Le conseiller cite justement El Rebusco comme un exemple de ce changement de modèle, un domaine qui a su se réinventer après des années difficiles en transformant la production viticole en un projet alliant élaboration du vin, diversification et œnotourisme.
El Rebusco, un pari familial sur la durée
La propriété est située dans les moyennes altitudes de Candelaria, où la vigne compose avec les conditions typiques du sud-est de Tenerife : températures élevées, rareté des précipitations et influence constante du vent qui balaye la vallée. À la tête de ces terres, Javier Luaces et Deborah Díaz, deux jeunes gens formés à la viticulture et liés depuis leur enfance au monde agricole par leurs familles respectives. Cette relation avec la vigne est devenue leur métier, et leur parcelle, au-delà de son caractère familial, illustre parfaitement comment la récupération d’un vignoble peut s’inscrire dans un investissement sur le très long terme.
Dans cet endroit petit et traditionnel, ils ont d’abord travaillé des ceps de merlot, qui donnaient de bons résultats, jusqu’à ce que le couple décide de les arracher pour les remplacer par du muscat.

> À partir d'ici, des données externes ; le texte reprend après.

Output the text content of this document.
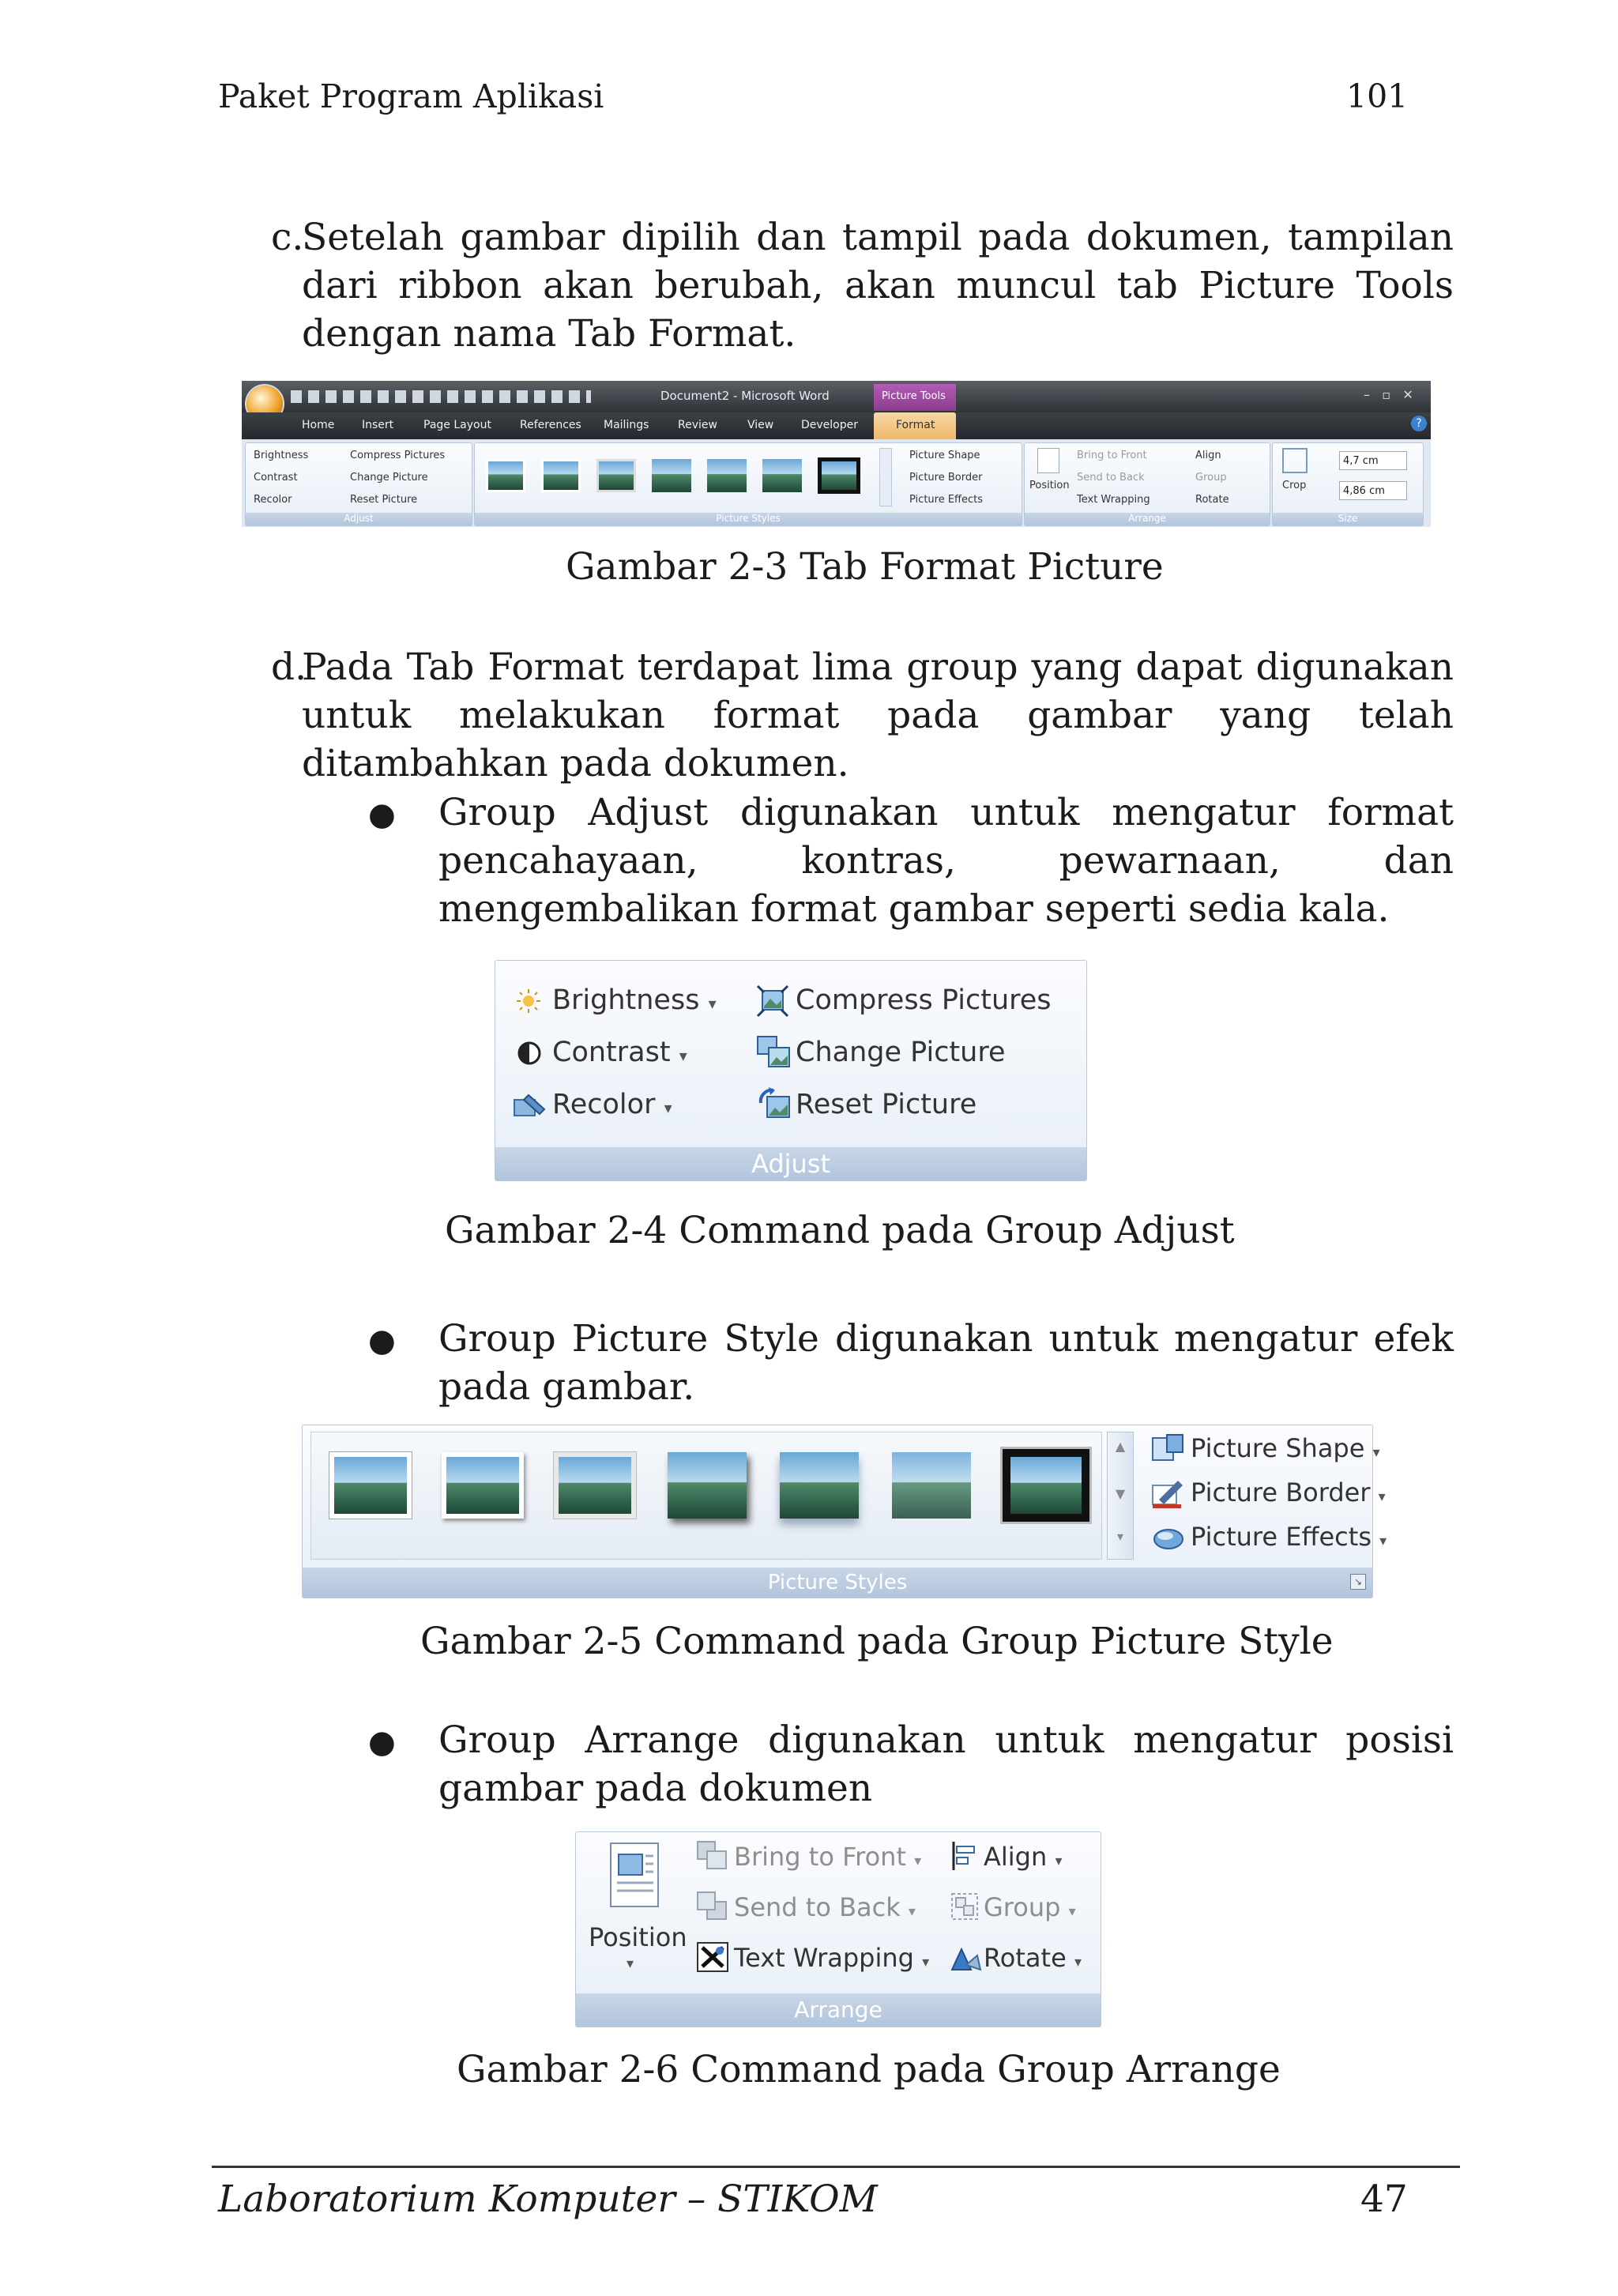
Paket Program Aplikasi	101
c.
Setelah gambar dipilih dan tampil pada dokumen, tampilan dari ribbon akan berubah, akan muncul tab Picture Tools dengan nama Tab Format.
Document2 - Microsoft Word	Picture Tools	–   ▫   ✕
Home Insert	Page Layout	References Mailings	Review	View Developer	Format	?
Brightness
Contrast
Recolor
Compress Pictures
Change Picture
Reset Picture
Adjust
Picture Shape
Picture Border
Picture Effects
Picture Styles
Position
Bring to Front
Send to Back
Text Wrapping
Align
Group
Rotate
Arrange
Crop
4,7 cm
4,86 cm
Size
Gambar 2-3 Tab Format Picture
d.
Pada Tab Format terdapat lima group yang dapat digunakan untuk melakukan format pada gambar yang telah ditambahkan pada dokumen.
● Group Adjust digunakan untuk mengatur format pencahayaan, kontras, pewarnaan, dan mengembalikan format gambar seperti sedia kala.
Brightness ▾
Contrast ▾
Recolor ▾
Compress Pictures
Change Picture
Reset Picture
Adjust
Gambar 2-4 Command pada Group Adjust
● Group Picture Style digunakan untuk mengatur efek pada gambar.
▲
▼
▾
Picture Shape ▾
Picture Border ▾
Picture Effects ▾
Picture Styles	↘
Gambar 2-5 Command pada Group Picture Style
● Group Arrange digunakan untuk mengatur posisi gambar pada dokumen
Position
▾
Bring to Front ▾
Send to Back ▾
Text Wrapping ▾
Align ▾
Group ▾
Rotate ▾
Arrange
Gambar 2-6 Command pada Group Arrange
Laboratorium Komputer – STIKOM	47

La nouvelle plantation n’a toutefois pas répondu à leurs attentes. « Le muscat est une variété très capricieuse qui éclate où elle veut et quand elle veut, ce qui nous a causé beaucoup de problèmes », se souvient Javier Luaces. Une première plantation a accumulé une forte proportion d’échecs, puis les analyses de sol ont révélé la présence de nématodes après un traitement au fumier de volaille. Il a fallu tout arracher à nouveau, assainir la terre et replanter, sans jamais baisser les bras.
Depuis 2019, le couple investit dans cette parcelle qui est encore loin d’offrir tout son potentiel. Cette année, pour la première fois, ils ont pu récolter du raisin sur ces ceps, bien que les quantités restent modestes : environ 600 kilos, contre près de 5 000 que la parcelle devrait pouvoir produire une fois pleinement développée. « Depuis tout ce temps, nous investissons de l’argent dans cette vigne pour la faire aboutir », explique Deborah Díaz. La patience commence enfin à porter ses fruits : les prévisions pour l’année prochaine tablent sur au moins 1 000 kilos et, d’ici deux campagnes, le domaine espère se rapprocher des 5 000 kilos.

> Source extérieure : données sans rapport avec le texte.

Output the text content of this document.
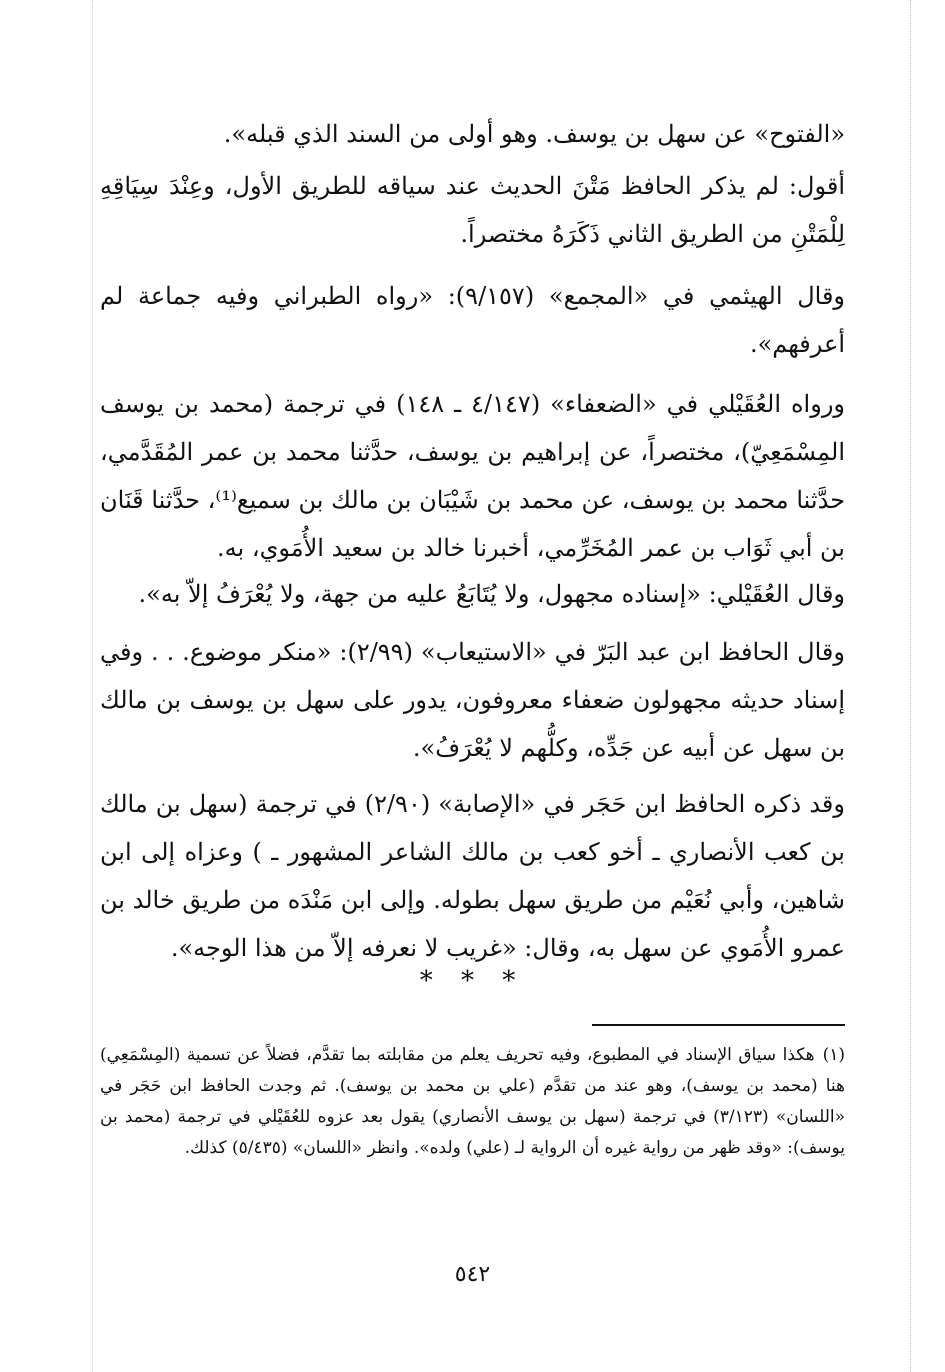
«الفتوح» عن سهل بن يوسف. وهو أولى من السند الذي قبله».

أقول: لم يذكر الحافظ مَتْنَ الحديث عند سياقه للطريق الأول، وعِنْدَ سِيَاقِهِ لِلْمَتْنِ من الطريق الثاني ذَكَرَهُ مختصراً.

وقال الهيثمي في «المجمع» (٩/١٥٧): «رواه الطبراني وفيه جماعة لم أعرفهم».

ورواه العُقَيْلي في «الضعفاء» (٤/١٤٧ ـ ١٤٨) في ترجمة (محمد بن يوسف المِسْمَعِيّ)، مختصراً، عن إبراهيم بن يوسف، حدَّثنا محمد بن عمر المُقَدَّمي، حدَّثنا محمد بن يوسف، عن محمد بن شَيْبَان بن مالك بن سميع⁽¹⁾، حدَّثنا قَنَان بن أبي ثَوَاب بن عمر المُخَرِّمي، أخبرنا خالد بن سعيد الأُمَوي، به.

وقال العُقَيْلي: «إسناده مجهول، ولا يُتَابَعُ عليه من جهة، ولا يُعْرَفُ إلاّ به».

وقال الحافظ ابن عبد البَرّ في «الاستيعاب» (٢/٩٩): «منكر موضوع. . . وفي إسناد حديثه مجهولون ضعفاء معروفون، يدور على سهل بن يوسف بن مالك بن سهل عن أبيه عن جَدِّه، وكلُّهم لا يُعْرَفُ».

وقد ذكره الحافظ ابن حَجَر في «الإصابة» (٢/٩٠) في ترجمة (سهل بن مالك بن كعب الأنصاري ـ أخو كعب بن مالك الشاعر المشهور ـ ) وعزاه إلى ابن شاهين، وأبي نُعَيْم من طريق سهل بطوله. وإلى ابن مَنْدَه من طريق خالد بن عمرو الأُمَوي عن سهل به، وقال: «غريب لا نعرفه إلاّ من هذا الوجه».

* * *

(١)هكذا سياق الإسناد في المطبوع، وفيه تحريف يعلم من مقابلته بما تقدَّم، فضلاً عن تسمية (المِسْمَعِي) هنا (محمد بن يوسف)، وهو عند من تقدَّم (علي بن محمد بن يوسف). ثم وجدت الحافظ ابن حَجَر في «اللسان» (٣/١٢٣) في ترجمة (سهل بن يوسف الأنصاري) يقول بعد عزوه للعُقَيْلي في ترجمة (محمد بن يوسف): «وقد ظهر من رواية غيره أن الرواية لـ (علي) ولده». وانظر «اللسان» (٥/٤٣٥) كذلك.

٥٤٢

Diversification et expérimentation : les clés de l’avenir
Aujourd’hui, cette parcelle n’est qu’une petite partie d’un projet bien plus vaste. Depuis sept ans, le domaine ouvre ses portes aux visiteurs et organise des expériences liées au secteur primaire et aux traditions de la région. El Rebusco travaille également avec des parcelles situées dans les moyennes altitudes de Candelaria, Arafo et Güímar, où il cultive différentes variétés de raisin à diverses altitudes. L’essentiel de la production est composé de vins blancs, mais le domaine élabore aussi des rouges et des rosés, et prépare déjà de nouvelles références pour cette campagne, comme l’huile d’olive.
La diversification a même conduit la cave à expérimenter le vieillissement sous-marin : une installation à 18 mètres de profondeur, d’une capacité de 5 000 bouteilles, où les conditions de température, de pression, d’humidité et le mouvement des marées accompagnent l’évolution du vin. Là, face à la côte et au Valle de Güímar en toile de fond, ces premiers 600 kilos revêtent une signification toute particulière : après des années de travail et plusieurs replantations, la parcelle commence enfin à ressembler au vignoble que ses propriétaires avaient imaginé.